Turning clay into a piece of art takes time, energy, and lots of practice. However, even an experienced potter can make mistakes, and it’s nothing to be worked up about. Although rare, there are instances when one might end up burning their pottery pieces in the kiln during the firing process. This results in a waste of clay and hours of hard work. So, who is the culprit here? Is it you? Is it the clay? Or is it the kiln itself? Let us dig in deeper to get the answers and prevent the pottery from getting burnt in the kiln.
What Causes Pottery To Burn: Kiln Or Clay?
When firing your pottery pieces, you might wonder what causes your artwork to burn. Does it have something to do with the kiln and how it is set up or is something wrong with your clay? The answer is both!
Each process leading up to kiln firing plays a role in whether or not your pottery pieces burn. So, here are some factors that might cause your pottery to burn in the kiln.
1. Carbon Impurities In Clay:
Materials used for the ceramic process naturally contain impurities that can affect the appearance, color, and maturing temperature of the product. Carbon is found in all types of clay and is generally considered an impurity. It is also found in binders and additives that make up the pottery process. Yet, it does burn away during the kiln firing process and doesn’t cause any trouble. However, an improper firing process and too many impurities can lead to the burning of the clay in the kiln. This can be avoided by sieving dry clay powder before preparation or keeping the work area clean.
2. Improper Ventilation In The Kiln:
Another reason your pottery can end up burning is if your kiln isn’t well-ventilated. As explained above, the carbon impurities burn up and are released in the form of carbon monoxide. However, if the kiln doesn’t have ventilation, it would eventually end up settling on the pottery itself. This, in turn, would cause your pottery to have a burnt look. When getting your kiln fitted by an electrician, make sure you ask them to check for ventilation. Most electric kilns have dedicated ventilation chambers. However, if yours doesn’t have one, get in touch with someone who can help.
3. Not Firing The Right Clay In The Right Temperature:
If you have an electric kiln, you already have a display that indicates the exact temperature.

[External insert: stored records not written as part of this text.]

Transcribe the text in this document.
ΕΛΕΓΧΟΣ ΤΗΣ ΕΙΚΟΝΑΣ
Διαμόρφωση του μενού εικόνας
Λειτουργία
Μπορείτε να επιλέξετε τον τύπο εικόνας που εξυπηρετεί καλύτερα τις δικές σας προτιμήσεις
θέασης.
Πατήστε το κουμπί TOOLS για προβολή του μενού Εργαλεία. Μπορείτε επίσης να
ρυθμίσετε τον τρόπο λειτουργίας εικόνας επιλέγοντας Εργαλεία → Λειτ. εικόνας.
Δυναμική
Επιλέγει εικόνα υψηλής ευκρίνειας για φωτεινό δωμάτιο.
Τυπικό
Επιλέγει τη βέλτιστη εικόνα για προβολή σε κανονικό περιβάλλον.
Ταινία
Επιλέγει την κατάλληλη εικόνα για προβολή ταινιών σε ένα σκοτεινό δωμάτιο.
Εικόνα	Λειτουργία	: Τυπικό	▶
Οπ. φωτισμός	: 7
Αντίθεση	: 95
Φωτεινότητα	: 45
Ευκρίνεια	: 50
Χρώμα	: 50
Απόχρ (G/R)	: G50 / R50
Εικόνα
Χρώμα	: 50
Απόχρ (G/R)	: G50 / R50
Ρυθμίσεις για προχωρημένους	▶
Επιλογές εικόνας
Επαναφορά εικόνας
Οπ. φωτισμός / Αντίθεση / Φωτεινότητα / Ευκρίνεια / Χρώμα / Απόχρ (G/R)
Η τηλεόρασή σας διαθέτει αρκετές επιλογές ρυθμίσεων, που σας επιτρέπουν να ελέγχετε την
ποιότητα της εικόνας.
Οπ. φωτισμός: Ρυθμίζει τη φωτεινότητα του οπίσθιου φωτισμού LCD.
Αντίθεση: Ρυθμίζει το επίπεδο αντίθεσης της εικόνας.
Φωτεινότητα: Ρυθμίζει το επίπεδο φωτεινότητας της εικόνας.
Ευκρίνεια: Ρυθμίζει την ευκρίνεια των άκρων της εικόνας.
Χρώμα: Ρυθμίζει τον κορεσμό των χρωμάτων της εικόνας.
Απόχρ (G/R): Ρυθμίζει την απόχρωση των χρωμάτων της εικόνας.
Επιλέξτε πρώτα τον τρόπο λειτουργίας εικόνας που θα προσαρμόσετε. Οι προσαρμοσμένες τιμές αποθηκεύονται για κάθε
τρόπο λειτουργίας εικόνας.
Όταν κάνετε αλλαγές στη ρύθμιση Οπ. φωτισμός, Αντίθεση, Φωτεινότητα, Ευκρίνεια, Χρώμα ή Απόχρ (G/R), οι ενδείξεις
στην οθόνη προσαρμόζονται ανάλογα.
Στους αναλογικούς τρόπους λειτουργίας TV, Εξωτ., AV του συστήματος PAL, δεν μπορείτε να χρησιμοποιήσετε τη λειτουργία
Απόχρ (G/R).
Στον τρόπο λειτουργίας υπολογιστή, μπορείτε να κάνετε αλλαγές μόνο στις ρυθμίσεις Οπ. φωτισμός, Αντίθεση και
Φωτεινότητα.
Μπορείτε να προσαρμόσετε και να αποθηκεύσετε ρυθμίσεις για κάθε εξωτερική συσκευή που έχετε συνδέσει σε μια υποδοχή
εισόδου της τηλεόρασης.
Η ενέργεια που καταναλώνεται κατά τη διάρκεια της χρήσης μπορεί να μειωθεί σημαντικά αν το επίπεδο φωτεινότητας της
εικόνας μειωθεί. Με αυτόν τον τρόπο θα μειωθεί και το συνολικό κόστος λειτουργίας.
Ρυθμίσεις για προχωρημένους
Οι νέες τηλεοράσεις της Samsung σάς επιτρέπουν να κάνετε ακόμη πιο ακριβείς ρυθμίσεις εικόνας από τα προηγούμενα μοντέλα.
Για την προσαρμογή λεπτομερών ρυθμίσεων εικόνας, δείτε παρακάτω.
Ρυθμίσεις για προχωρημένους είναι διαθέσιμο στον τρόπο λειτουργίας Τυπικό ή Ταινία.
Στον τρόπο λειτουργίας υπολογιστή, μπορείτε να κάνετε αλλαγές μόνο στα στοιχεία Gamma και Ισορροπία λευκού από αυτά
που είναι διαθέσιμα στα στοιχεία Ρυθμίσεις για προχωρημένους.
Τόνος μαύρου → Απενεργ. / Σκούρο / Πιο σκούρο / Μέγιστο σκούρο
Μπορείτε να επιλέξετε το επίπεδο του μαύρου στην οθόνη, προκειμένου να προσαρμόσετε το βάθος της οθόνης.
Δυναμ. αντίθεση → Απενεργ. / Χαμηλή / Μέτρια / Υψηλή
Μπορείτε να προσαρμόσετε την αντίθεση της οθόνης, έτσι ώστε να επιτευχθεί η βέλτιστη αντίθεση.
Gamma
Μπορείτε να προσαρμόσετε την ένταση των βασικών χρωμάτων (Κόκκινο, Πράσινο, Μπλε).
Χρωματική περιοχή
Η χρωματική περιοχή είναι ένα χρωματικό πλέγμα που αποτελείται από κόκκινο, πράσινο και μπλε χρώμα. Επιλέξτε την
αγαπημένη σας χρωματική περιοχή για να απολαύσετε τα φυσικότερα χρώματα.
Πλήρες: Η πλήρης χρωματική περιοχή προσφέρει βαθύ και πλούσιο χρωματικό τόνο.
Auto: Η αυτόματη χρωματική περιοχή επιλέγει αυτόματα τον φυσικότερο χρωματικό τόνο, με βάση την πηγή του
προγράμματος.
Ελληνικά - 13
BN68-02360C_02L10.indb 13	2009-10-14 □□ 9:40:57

However, for potters that don’t have access to an electric kiln, determining the right temperature can be tricky. For such art enthusiasts, a firing cone can be of great help.
Here is a quick table to help you find the right clay type depending on the firing cone being used.
|Clay Body||Clay Type||Bisque Temperature||Color||Glaze Temperature|
|Stoneware||Mid To High-Fire Stoneware||Cone 04 To Cone 06||White, Grey, Buff, Brown||Cone 5 To Cone 10|
|Earthenware||Low-Fire White Clay||Cone 04 To Cone 06||Stark White||Cone 06|
|Terra Cotta||Cone 04 To Cone 06||Reddish To Dark Brown||Cone 06 To Cone 2|
|Porcelain||High-Fire Porcelain||Cone 04 To Cone 06||White (Tendency To Become Translucent)||Cone 6 To Cone 10|
4. Trying To Fire Your Pottery Too Fast:
Pottery is an art, and it just cannot be fast-tracked. Yes, you can save up a lot of time if you go through each step carefully. However, a pot that needs to be fired at the right temperature for 5 to 6 hours cannot be done within 2 or 3 hours by simply increasing the temperature. This is something new pottery enthusiasts have been accused of doing time and again. Pottery requires patience, and trying to speed things up would either cause your pottery to burst or burn up.
So, it is recommended that you let your pottery piece sit inside the kiln and opt for slow firing at the right temperature.
5. Keep Your Kiln Clean:
Creating beautiful pieces of artwork can be exhausting, and surely you can skip a day or two of cleaning. However, anything that is inside the kiln will burn and can affect your pottery output as well. This is especially true for different types of glaze used for your pottery work. Imagine you used a glazed that fires at a lower temperature and then, in your second batch, used one that fires at a much higher temperature.
It is obvious that the low-fire glaze would fume up inside the kiln, settle on your clay pieces and even burn due to the high temperature. So, what can you do? If you plan on firing the same type of pottery pieces with the same materials, like glazes and additives, you can skip cleaning for a while.
However, if you wish to fire different types of pottery pieces, a kiln wash is key. You can use the Fireworks Kiln Wash that prevents glaze or any other form of pottery residue from sticking or fusing to the kiln.
How To Clean Your Kiln With A Kiln Wash?
Also known as a shelf primer, this liquid substance is ideally brushed onto the kiln shelves. This prevents the glaze from your pottery from sticking to the shelf. Although there are several recipes available online to make a kiln wash at home, it is easier to opt for a pre-mixed kiln wash online.
Kiln wash is recommended to be used after each glaze firing. However, if you skip doing so, you might end up working hard to remove a stuck piece of dried glaze from the shelves. This is both tedious work and damaging to your shelf’s smooth surface.
Before you fire your main batch, make sure you always test fire and check if everything is perfect with your kiln. This habit will ensure your hard work isn’t wasted. Remember, slow is the key with pottery! Check for these issues explained above before you start firing any of your beautiful pottery pieces. Finally, do not hesitate to ask for help from professionals!